Boy does that sound porny.
Let’s try again: “Hey!” I murmur, sliding up next to him and placing a strategic hand on his hip. Mine, I communicate telepathically in a voice designed to make all the other women’s heads explode like a cantaloupe dropped from a second-story window.
Mine.
“Hey what?” He’s still pissed. Doing the Santa bit, but pissed.
“How about you bring the suit home, too? We can play Santa Disciplines the Naughty Elf,” I whisper in his ear as he dons the fake beard.
“That’s one of your father’s favorite games,” Satan says from behind a fake ficus across the way.
Chapter Four
“MOM?”
“Just look at you two! I knew Shannon was here as a beautiful little perky elf, but Declan as Santa! You two were meant to be together,” Satan, a.k.a. my mother, says, reaching in to give Declan a kiss, ignoring my protests.
My sister Amy is with her. “Perky is right. Shannon, your, um, headlight is…” I look down. One is pointed toward New Hampshire and the other toward Antarctica.
I turn around and readjust. “What are you two doing here?”
“Amanda texted to let us know.”
“I hate her.”
“She’s your best friend. You can’t hate her.”
“Why isn’t she here doing the elf impression?”
“She’s delivering toys to needy kids.”
“Flimsy excuse.
” I look around the wall and see that Mommy Masochist is back in line, dragging a very chocolate-y Tycho. The line’s gotten a lot longer suddenly. Doubled, even.
“Wow,” I say. “The line’s really getting long.”
“Blame it on Hot Santa,” Amy says, pointing to Declan, who scowls.
“You look just like Chuckles!” Mom gasps.
It makes Declan’s frown darken. Even Mom backs off.
“Please don’t call my boyfriend ‘hot,’” I chide Amy. “It’s gross.”
“No,” she explains, pulling out her phone. “#HOTSANTA. Some mommy blogger who’s here at the mall started it on Twitter with pics of Declan getting dressed, and now Jessica Coffin’s made it go viral.”
“What?”
She’s holding up a picture of Declan in all his broad-chested, thick-pec glory, adjusting one red suspender and looking good enough to ride.
Like Santa’s sleigh.
“But, but—” he protests. “That was five minutes ago!” He’s rattled, and Declan doesn’t do rattled.
“Five minutes is like a day on Twitter. You could end up with a flashmob,” Amy says.
“Hot Santa, huh?” I smack his ass and send him on his way. “Time to go make some good little girls and boys very happy.”
“I think he’s got mostly naughty girls out there,” Mom says.

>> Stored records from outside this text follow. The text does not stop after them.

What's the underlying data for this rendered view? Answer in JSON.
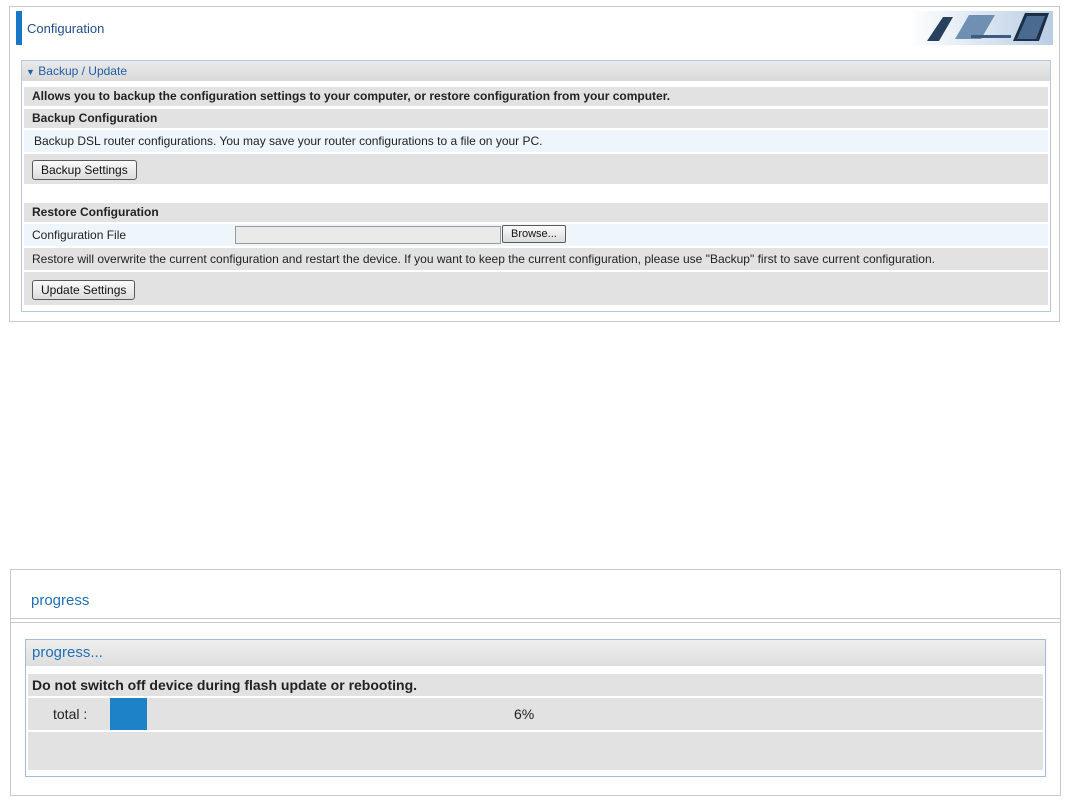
{
  "config": {
    "title": "Configuration",
    "section_title": "Backup / Update",
    "intro": "Allows you to backup the configuration settings to your computer, or restore configuration from your computer.",
    "backup": {
      "heading": "Backup Configuration",
      "description": "Backup DSL router configurations. You may save your router configurations to a file on your PC.",
      "button_label": "Backup Settings"
    },
    "restore": {
      "heading": "Restore Configuration",
      "file_label": "Configuration File",
      "file_value": "",
      "browse_label": "Browse...",
      "warning": "Restore will overwrite the current configuration and restart the device. If you want to keep the current configuration, please use \"Backup\" first to save current configuration.",
      "button_label": "Update Settings"
    }
  },
  "progress": {
    "page_title": "progress",
    "section_title": "progress...",
    "warning": "Do not switch off device during flash update or rebooting.",
    "total_label": "total :",
    "percent_text": "6%",
    "percent_value": 4,
    "bar_color": "#1e82c8"
  },
  "colors": {
    "accent": "#1877c7",
    "title_blue": "#1f4f8c"
  }
}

“Humph,” is all I can reply. I see the photographer out there, working the longer line, more cash changing hands. Greg trusted me to get this right, and I will. I march out there, ignoring my mom and sister, wondering if the day can get any weirder. By the time I get to the guy, he’s worked his way to the front of the line.
The new photographer ignores my outstretched hand as I try to introduce myself and says something in a clipped, accented voice to the mom standing with her little boy. She smiles nervously at him, clearly not understanding a word he says. He sounds like a mix of a Russian hit man and the Swedish chef from the Muppets.
Which means he’ll probably shoot me dead with a silenced gun and have my body made into something they serve at the shady burger joint in the mall food court before he finishes a cigarette.
“Come here! Look here!” he says in that severe accent, his eyes dead. The guy could be anywhere from twenty to fifty, with a face so angular you could use it to dig a hole under the Berlin Wall (circa 1988).